The US is the largest oil producer in the world by a significant margin. They don't have a dependency on foreign oil. They are also the largest refiner of oil products in the world.

Any wars related to oil are about other countries' dependence on foreign oil and refining.

BugsJustFindMe•6m ago
> The US is the largest oil producer in the world by a significant margin.

The US is also the second largest oil importer in the world. A true fact about oil is that it's not all the same. Lumping them all into a single category is a mistake.

> They don't have a dependency on foreign oil.

It does. The US is not self-sufficient in what it produces vs what it uses.

rayiner•33m ago
I would love to have a Japan-style universal lunch program. But this point is an empty appeal to emotion. Kids are being fed. The U.S. spends $100 billion a year on SNAP and $28 billion a year on the National School Lunch Program. We just focus most of the money on cash benefits to parents of children rather than feeding kids at school.
tristanj•1h ago
A Chinese drone manufacturer [Poly Technologies] has disclosed a massive government order for almost a million lightweight kamikaze drones, to be delivered by 2026

https://defence-blog.com/china-places-massive-order-for-kami...

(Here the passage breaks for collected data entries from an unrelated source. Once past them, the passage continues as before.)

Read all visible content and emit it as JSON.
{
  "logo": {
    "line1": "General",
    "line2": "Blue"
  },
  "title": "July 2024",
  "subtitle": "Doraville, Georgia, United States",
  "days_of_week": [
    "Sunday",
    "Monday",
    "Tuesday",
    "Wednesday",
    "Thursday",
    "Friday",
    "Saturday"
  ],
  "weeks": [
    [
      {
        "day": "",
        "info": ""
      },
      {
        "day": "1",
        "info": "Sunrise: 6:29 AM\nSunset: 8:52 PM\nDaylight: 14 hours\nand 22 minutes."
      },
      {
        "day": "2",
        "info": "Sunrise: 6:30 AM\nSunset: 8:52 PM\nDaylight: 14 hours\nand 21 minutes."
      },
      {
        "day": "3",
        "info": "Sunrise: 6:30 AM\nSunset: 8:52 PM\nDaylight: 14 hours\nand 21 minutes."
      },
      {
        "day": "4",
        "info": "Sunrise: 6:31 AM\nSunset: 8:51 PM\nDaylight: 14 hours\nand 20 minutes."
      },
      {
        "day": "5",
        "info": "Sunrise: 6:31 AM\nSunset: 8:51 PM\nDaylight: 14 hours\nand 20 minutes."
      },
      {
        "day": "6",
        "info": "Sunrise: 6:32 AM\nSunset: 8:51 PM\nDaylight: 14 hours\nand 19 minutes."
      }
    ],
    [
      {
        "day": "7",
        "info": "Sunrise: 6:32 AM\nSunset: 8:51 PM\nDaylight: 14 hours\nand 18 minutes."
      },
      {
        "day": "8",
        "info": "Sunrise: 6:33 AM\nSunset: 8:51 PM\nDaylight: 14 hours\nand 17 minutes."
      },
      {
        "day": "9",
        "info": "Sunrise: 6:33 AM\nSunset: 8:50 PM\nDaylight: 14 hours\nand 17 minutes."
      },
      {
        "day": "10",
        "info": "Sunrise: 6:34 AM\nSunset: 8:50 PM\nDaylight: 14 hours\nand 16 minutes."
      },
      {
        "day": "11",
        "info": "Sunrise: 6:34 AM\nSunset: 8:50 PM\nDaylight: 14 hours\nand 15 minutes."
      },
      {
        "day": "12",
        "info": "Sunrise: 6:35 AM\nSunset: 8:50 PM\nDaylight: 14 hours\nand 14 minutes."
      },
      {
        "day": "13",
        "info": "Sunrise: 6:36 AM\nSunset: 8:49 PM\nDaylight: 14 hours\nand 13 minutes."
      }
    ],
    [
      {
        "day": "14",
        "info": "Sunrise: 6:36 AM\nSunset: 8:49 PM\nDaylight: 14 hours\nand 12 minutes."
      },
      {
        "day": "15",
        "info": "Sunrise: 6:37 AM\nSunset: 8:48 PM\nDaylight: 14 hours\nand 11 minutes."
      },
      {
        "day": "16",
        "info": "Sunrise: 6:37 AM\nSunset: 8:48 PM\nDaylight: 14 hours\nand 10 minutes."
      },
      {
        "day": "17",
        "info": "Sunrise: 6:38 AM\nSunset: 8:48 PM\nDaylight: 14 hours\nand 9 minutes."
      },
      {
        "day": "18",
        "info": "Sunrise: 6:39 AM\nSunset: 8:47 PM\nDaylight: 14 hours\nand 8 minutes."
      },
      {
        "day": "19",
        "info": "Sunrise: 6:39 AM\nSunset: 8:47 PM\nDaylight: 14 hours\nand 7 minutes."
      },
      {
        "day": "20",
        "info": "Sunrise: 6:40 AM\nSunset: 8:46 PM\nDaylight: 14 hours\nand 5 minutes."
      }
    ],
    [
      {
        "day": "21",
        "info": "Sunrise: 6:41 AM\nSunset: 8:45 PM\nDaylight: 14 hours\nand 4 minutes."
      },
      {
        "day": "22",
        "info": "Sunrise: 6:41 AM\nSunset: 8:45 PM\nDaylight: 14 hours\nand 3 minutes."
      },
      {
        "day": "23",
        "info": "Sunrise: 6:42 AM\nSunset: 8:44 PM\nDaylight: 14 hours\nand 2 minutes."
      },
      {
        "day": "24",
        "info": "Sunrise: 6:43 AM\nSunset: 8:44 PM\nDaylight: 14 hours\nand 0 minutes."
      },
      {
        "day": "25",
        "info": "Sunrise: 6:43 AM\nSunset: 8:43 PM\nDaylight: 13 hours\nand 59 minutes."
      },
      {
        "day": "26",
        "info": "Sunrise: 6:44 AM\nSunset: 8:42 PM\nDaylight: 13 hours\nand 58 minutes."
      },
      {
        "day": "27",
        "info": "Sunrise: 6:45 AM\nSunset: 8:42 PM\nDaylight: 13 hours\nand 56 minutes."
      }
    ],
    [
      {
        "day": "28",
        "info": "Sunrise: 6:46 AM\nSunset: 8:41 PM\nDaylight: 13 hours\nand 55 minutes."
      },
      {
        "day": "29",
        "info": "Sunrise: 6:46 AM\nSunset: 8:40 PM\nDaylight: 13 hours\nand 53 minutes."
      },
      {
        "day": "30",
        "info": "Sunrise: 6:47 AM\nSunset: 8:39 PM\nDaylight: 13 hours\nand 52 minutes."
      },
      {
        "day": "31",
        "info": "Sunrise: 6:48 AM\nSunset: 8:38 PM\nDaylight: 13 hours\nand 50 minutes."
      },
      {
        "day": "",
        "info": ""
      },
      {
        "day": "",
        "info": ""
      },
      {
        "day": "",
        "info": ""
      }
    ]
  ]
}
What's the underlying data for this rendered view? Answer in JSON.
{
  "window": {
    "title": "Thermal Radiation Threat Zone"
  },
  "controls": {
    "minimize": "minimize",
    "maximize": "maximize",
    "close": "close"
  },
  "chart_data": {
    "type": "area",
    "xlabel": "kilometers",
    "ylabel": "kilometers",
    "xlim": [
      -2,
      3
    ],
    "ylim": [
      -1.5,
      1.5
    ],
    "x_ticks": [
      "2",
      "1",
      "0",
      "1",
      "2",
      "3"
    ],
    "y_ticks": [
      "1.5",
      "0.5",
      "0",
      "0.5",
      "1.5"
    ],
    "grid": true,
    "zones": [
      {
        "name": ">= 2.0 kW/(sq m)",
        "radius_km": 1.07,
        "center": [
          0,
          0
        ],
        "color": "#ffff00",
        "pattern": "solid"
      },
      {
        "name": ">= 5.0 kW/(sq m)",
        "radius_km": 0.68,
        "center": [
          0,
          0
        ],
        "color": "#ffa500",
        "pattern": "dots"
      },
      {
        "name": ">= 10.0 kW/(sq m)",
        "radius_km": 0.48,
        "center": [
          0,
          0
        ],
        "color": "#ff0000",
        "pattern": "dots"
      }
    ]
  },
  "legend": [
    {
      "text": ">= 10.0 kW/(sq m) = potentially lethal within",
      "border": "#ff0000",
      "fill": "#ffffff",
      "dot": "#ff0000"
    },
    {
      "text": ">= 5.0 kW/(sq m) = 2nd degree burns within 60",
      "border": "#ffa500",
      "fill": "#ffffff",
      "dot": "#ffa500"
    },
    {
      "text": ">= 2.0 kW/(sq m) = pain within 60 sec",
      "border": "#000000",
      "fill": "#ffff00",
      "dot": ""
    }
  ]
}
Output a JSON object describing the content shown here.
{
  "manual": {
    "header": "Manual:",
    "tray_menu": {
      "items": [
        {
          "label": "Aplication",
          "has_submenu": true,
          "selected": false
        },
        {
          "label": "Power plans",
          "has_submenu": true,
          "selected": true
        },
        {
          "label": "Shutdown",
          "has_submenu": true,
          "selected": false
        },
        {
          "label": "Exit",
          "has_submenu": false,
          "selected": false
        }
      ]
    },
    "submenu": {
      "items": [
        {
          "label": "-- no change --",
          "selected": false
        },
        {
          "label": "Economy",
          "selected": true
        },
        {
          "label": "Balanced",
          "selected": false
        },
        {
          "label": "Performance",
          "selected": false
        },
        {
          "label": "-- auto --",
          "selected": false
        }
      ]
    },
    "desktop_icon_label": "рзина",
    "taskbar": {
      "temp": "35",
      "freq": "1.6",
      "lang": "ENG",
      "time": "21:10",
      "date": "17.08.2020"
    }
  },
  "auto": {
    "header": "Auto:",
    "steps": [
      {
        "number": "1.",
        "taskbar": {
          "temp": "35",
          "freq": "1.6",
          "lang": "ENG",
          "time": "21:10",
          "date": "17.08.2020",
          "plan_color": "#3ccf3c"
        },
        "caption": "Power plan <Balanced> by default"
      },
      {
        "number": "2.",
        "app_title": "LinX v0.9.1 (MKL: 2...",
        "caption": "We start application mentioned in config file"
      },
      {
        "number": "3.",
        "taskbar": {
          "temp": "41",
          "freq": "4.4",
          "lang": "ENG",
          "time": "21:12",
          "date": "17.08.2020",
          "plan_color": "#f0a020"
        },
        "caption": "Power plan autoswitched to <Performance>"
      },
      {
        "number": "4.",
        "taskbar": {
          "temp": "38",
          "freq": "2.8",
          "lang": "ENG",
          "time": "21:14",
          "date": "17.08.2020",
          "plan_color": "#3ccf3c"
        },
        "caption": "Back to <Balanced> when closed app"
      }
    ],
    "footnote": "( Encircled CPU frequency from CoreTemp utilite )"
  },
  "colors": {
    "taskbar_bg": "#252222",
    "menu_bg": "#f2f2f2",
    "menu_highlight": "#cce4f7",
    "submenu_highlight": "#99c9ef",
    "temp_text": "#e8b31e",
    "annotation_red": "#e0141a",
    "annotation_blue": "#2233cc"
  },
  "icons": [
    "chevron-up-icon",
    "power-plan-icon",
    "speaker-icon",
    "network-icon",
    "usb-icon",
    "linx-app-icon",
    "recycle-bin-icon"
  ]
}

https://www.warquants.com/p/one-million-suicide-drones-with-...

Aboutplants•37m ago
My only hope is that as we flippantly give hundreds of billions of dollars to defense, at some point in the near future a few hundred billion dollars for actual infrastructure or education won’t seem like all that much.
carabiner•34m ago
Drones killing drones. No lives at stake any more. Like burning piles of money on the sidelines until one side runs out.
fastball•27m ago
Surely that is better than burning piles of bodies?
dmix•33m ago
They refuse to spend less in other areas, which is the big reason why they haven't already solved the glaringly obvious drone problem. Not surprised they just want to throw more money at a new program instead of stepping on anyones toes in the other branches.
i_love_retros•24m ago
If only the regular folk could rise up and take back their tax money and spend it on something that collectively helps them like universal healthcare. It's so lucky for the crooks running the country that the regular folk haven't thought of that!
cosmicgadget•10m ago
They had the opportunity but decided a president that would appoint Hegseth and two houses of congress from the same party was a better idea.

We will see how it works out for them.

avazhi•15m ago
They saw what’s happening in Ukraine and then got firsthand knowledge with the Shaheds.
SimianSci•3m ago
I see drones as more of a side-affect to the new era of warfare we are in. The more powerful your economy, the more autonomous weapons you can create and eventually deploy. Manufacturing capacity and economic resiliancy are becoming far more important than a nation's ability to equip and train its military.

The alarming part of this to me is that this heavily implies that wars will be decided more by who can successfully destroy their adversary's economy, than who can take and hold points of strength. Holding a city with an entrenched military doesnt matter much when there is still a factory deep in enemy territory producing the next wave of attacks. The incentives for targeting non-combatant civilians is rising at an alarming rate.